Weeknotes 431
I did:
- Data analysis, financial benefit modelling and theory of change. I love this kind of abstract intellectual challenge. Sometimes it’s a nice break from all the people.
- Chatted about the idea of long-lived teams versus agile investment. They seem mutually exclusive. If products receive investment based on a feedback loop of the value they return, they can’t have a long-lived team as that accounts of a lot of the cost. And if a team has funding committed so they can be long-lived, and assuming they can’t be easily moved to a different product, then the investment can’t change based on feedback. I wonder which is most valuable in the short or long term?
- Watched a piece of work get and lose alignment, and wondered why. I think it was because different people were involved in different conversations, and no update was sent to those who weren’t to keep them on track. So, I asked myself what behaviour can I change, and realised I don’t write things down so much any more, so I started changing that.
- Chatted to some more product people in another part of the university. I’m fascinated by everyone’s background and the lives they led that brought them to where they are. Everyone has so much knowledge and experience.
- Tried to help someone with building momentum for a piece of work. It isn’t easy to get there but there definitely comes a point where path dependency takes over and it’s easier to carry on than stop.

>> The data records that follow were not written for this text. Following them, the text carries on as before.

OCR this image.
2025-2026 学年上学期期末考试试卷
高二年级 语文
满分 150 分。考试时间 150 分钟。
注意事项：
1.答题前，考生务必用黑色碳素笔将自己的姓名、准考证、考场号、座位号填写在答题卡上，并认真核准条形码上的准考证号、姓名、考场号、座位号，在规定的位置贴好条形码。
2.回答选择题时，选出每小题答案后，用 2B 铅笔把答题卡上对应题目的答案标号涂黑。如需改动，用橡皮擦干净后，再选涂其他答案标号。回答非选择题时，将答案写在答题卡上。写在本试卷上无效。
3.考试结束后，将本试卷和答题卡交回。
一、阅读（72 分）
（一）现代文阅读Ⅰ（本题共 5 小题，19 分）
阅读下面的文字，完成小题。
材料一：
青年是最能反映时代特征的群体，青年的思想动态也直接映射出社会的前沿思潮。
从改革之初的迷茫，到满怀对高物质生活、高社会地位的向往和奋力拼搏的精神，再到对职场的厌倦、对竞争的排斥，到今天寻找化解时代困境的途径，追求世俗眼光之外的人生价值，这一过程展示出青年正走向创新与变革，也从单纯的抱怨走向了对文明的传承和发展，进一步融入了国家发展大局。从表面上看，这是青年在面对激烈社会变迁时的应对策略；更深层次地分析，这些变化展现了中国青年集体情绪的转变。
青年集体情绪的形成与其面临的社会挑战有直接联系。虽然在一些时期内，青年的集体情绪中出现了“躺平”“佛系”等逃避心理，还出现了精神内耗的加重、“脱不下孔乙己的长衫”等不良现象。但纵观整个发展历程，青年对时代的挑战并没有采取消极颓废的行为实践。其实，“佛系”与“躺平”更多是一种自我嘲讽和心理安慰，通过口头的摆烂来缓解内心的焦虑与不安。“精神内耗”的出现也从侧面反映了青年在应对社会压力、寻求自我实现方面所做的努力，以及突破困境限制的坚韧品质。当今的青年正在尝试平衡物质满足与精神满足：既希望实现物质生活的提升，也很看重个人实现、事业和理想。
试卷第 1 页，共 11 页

- Tried to explain what I do. Can’t say I nailed it.
I read/watched/listened:
Shaping Product Culture
No offense, but if these are the people we’re listening to about product culture then we get what we deserve.
Treating people
I watched this video about unreasonable hospitality. The bit that resonated with me was about not treating people like a commodity, treating them like a unique individual so they feel seen. We believe that not treating people as a commodity is good for them and good for the organisation, but why do we believe that? I was watched another video of Russell Ackoff explaining how systems understanding has changed management. We have come to expect that the parts of a system place demands on the system to better meet their purpose. As people, we are parts of an organisation and we expect that organisation to help us achieve our purpose, part of which is being treated as a unique individual and not a cog in the machine. As managers are the interface between the organisation and individuals, they get the job of figuring out how to make the parts and wholes work together.
Work as a product
An obvious but nonetheless interesting idea about how organisational management can consider employees like customers who choose to work for the org and that they should design jobs in the same way they design products. It fits the trend Ackoff explained above about recognising organisations and people as part of a system that all have demands on each other.
Nice
Been listening to Snarky Puppy and Gogo Penguin, because good product teams play jazz.
And I thought about:
Product management capability frameworks
I’ve been looking into and thinking about product management capability frameworks, but most of them and many definitions of product management seem so overly simplified as to be useless to a product manager working in any context other than the silicon-valley-esque ‘company is the product’. So, in true product style, I’m trying to figure out, if a capability framework is the solution, what’s the problem we’re trying to solve? I’ve seen quite a few organisation turn to the idea of standardisation, where every product manager has the same skills, as a proposed solution to that problem. But I think that creates lots of round pegs, which is fine if all your holes are round, but what happens when a square hole shows up. Rather than trying to make everyone the same, let’s make everyone different. Lets have people who have unique specialisms. Lets have people who can learn quickly and adapt. Lets have S-shaped people.
The road junction
I’ve been pondering Simon Wilson’s road junction problem since I first saw it months ago. Here’s my solution: cycling infrastructure, school governors and friends of groups, community action, self-driving cars, smart roads and materials sensor technology, local highways departments learning from and designing with data, better public transport, working from home, relocating local facilities. Create the enabling environment and let the solution emerge.
Flow
Ducts are conduits that enable flow. If you were trying to make the flow better, you’d be a duct manager. If you were really good at it, you’d be a pro duct manager.